Nous, Dominique LE MOIGNE, vice-président délégué pour le contrôle des hospitalisations sans consentement, statuant publiquement en matière de contrôle de mesure d’isolement et de contention, au tribunal judiciaire du Havre,
Vu la décision d'admission en soins psychiatriques sous le régime de l’hospitalisation complète prise par le Préfet de la Seine-Maritime le 14 juin 2017 de :
[P] [K] né le 20 Octobre 1991 à [Localité 11]
Lieu de l’admission : Groupe Hospitalier [Localité 7] [Localité 9], pôle de psychiatrie Hôpital [12] [Adresse 3] [Localité 5].
Ayant pour tuteur : CMBD [Adresse 1] [Adresse 6] [Localité 4]

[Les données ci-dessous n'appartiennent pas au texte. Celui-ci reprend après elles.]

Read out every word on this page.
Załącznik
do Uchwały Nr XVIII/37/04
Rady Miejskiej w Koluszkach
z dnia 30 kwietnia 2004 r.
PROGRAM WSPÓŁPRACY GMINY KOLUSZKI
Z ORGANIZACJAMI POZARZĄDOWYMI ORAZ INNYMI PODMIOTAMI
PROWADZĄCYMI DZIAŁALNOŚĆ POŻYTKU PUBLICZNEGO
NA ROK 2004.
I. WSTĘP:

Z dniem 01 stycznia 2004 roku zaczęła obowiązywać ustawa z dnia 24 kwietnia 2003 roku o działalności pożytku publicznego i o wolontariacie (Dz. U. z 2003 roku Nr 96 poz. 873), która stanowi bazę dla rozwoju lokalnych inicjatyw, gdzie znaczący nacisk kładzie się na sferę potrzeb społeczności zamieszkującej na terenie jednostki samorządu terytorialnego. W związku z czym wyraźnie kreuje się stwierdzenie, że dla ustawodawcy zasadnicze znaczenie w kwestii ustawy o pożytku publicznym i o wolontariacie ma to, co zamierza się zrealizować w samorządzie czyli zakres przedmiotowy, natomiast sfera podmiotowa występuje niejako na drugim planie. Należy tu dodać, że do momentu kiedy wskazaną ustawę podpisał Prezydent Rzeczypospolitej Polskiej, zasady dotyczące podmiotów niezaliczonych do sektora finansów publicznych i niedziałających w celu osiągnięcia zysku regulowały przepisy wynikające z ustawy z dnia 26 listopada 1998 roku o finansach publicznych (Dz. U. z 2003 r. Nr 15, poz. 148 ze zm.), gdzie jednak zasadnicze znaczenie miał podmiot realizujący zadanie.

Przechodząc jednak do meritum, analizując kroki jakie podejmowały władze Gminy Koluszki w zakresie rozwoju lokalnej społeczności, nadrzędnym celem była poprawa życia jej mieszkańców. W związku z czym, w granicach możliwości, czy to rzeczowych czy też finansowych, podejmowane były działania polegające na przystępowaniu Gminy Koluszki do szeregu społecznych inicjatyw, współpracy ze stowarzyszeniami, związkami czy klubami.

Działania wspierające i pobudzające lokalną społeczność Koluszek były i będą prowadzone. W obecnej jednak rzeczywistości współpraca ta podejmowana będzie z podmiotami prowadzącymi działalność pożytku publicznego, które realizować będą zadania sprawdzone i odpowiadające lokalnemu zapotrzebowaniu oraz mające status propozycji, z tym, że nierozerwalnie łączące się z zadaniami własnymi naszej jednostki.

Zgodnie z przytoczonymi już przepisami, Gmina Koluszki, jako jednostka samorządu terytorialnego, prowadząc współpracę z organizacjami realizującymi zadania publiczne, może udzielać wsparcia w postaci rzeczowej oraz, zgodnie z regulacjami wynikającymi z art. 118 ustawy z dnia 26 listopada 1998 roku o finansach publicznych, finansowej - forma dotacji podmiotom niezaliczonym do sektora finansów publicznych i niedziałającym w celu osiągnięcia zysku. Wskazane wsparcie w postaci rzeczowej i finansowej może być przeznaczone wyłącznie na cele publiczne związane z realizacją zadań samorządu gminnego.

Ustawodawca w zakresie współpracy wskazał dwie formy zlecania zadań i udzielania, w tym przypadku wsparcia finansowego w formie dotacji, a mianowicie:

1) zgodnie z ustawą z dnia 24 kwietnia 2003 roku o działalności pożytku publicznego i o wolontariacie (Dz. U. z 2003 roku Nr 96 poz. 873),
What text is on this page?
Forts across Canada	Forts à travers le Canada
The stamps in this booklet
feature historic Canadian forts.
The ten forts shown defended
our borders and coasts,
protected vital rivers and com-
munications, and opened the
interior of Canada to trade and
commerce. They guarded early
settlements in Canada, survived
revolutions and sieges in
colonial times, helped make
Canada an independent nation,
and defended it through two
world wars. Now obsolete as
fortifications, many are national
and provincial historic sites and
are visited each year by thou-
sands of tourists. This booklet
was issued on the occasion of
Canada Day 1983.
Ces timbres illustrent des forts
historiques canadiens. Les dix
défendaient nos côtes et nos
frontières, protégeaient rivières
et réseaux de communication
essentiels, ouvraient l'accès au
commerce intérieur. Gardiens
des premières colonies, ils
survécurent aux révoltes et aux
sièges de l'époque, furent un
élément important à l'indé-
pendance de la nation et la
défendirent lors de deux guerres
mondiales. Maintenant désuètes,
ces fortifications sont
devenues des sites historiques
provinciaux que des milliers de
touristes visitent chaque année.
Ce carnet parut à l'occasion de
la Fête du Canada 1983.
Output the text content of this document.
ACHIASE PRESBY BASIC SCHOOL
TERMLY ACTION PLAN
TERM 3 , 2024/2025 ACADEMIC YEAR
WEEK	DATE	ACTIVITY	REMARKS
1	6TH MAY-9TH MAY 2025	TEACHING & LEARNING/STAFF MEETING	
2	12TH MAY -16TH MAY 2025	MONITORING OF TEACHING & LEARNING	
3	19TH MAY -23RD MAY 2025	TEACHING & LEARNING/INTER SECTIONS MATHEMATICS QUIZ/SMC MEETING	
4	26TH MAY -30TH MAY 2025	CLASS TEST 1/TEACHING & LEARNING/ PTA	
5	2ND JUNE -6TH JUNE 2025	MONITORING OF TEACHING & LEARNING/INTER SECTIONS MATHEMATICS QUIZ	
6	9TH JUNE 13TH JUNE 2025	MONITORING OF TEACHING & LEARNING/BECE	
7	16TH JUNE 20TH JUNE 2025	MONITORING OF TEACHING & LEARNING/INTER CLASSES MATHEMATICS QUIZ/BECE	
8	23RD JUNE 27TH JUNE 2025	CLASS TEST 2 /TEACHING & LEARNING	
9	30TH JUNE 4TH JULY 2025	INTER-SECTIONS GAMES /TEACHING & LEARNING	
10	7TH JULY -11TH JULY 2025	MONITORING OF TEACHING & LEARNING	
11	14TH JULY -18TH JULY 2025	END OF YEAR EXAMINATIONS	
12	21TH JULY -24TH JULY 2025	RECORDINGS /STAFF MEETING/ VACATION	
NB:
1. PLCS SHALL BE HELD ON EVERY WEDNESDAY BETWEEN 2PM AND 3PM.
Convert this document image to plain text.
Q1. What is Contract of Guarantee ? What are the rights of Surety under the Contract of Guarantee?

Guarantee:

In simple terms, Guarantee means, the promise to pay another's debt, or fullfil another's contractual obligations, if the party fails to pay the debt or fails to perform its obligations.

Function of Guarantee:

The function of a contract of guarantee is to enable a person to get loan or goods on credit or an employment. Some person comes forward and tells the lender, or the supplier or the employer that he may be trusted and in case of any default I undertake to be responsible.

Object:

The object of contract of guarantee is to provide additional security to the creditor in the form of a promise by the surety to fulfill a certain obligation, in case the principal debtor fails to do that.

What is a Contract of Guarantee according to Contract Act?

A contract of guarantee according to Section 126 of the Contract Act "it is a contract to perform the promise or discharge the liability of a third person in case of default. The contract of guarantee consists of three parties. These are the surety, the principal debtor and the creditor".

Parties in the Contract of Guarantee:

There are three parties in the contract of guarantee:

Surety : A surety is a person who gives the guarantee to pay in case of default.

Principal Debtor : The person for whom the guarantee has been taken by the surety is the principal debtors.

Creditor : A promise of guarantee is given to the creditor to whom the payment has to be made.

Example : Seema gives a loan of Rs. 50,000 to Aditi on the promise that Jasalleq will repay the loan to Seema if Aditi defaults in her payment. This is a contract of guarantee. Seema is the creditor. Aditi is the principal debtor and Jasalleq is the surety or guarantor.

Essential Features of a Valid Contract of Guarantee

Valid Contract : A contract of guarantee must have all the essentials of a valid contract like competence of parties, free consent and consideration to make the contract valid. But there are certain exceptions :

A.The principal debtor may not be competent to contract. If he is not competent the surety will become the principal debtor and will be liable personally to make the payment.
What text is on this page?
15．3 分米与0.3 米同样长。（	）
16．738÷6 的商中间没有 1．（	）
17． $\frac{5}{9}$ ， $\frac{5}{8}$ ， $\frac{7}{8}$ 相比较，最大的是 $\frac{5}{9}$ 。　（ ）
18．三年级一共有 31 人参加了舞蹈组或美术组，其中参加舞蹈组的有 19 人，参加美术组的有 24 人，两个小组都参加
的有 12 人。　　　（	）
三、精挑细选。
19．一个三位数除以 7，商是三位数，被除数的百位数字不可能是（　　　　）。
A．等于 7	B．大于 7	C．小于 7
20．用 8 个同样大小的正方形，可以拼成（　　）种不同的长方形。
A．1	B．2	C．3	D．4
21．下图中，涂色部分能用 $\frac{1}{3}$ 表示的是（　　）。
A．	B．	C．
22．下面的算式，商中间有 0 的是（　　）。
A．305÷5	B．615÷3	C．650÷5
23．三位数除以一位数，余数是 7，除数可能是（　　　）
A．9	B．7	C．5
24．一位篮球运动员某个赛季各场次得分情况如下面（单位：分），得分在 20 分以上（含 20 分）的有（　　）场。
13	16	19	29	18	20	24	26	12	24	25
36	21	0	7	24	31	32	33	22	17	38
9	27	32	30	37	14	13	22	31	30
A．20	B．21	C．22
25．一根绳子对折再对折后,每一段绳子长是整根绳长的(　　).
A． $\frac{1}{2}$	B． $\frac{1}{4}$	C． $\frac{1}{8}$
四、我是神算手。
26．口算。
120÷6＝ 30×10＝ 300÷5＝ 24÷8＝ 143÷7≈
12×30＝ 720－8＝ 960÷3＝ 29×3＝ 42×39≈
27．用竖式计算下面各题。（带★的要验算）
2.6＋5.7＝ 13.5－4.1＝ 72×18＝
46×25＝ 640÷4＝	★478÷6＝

Vu la décision de placement en isolement de M. [P] [K] prise par le Docteur [K] le 8 janvier 2025 à 16H30,
Vu la dernière décision du juge des libertés et de la détention du 12 janvier 2025 à 12H30 autorisant la poursuite de la mesure à compter du 12 janvier 2025 à 16H30.
Vu l’acte de saisine adressé par le directeur du groupe hospitalier [Localité 8], reçu et enregistré au greffe du juge des libertés et de la détention le 15 Janvier 2025 à 10H59, accompagnée des pièces mentionnées à l’article R3211-33-1 du code de la santé publique.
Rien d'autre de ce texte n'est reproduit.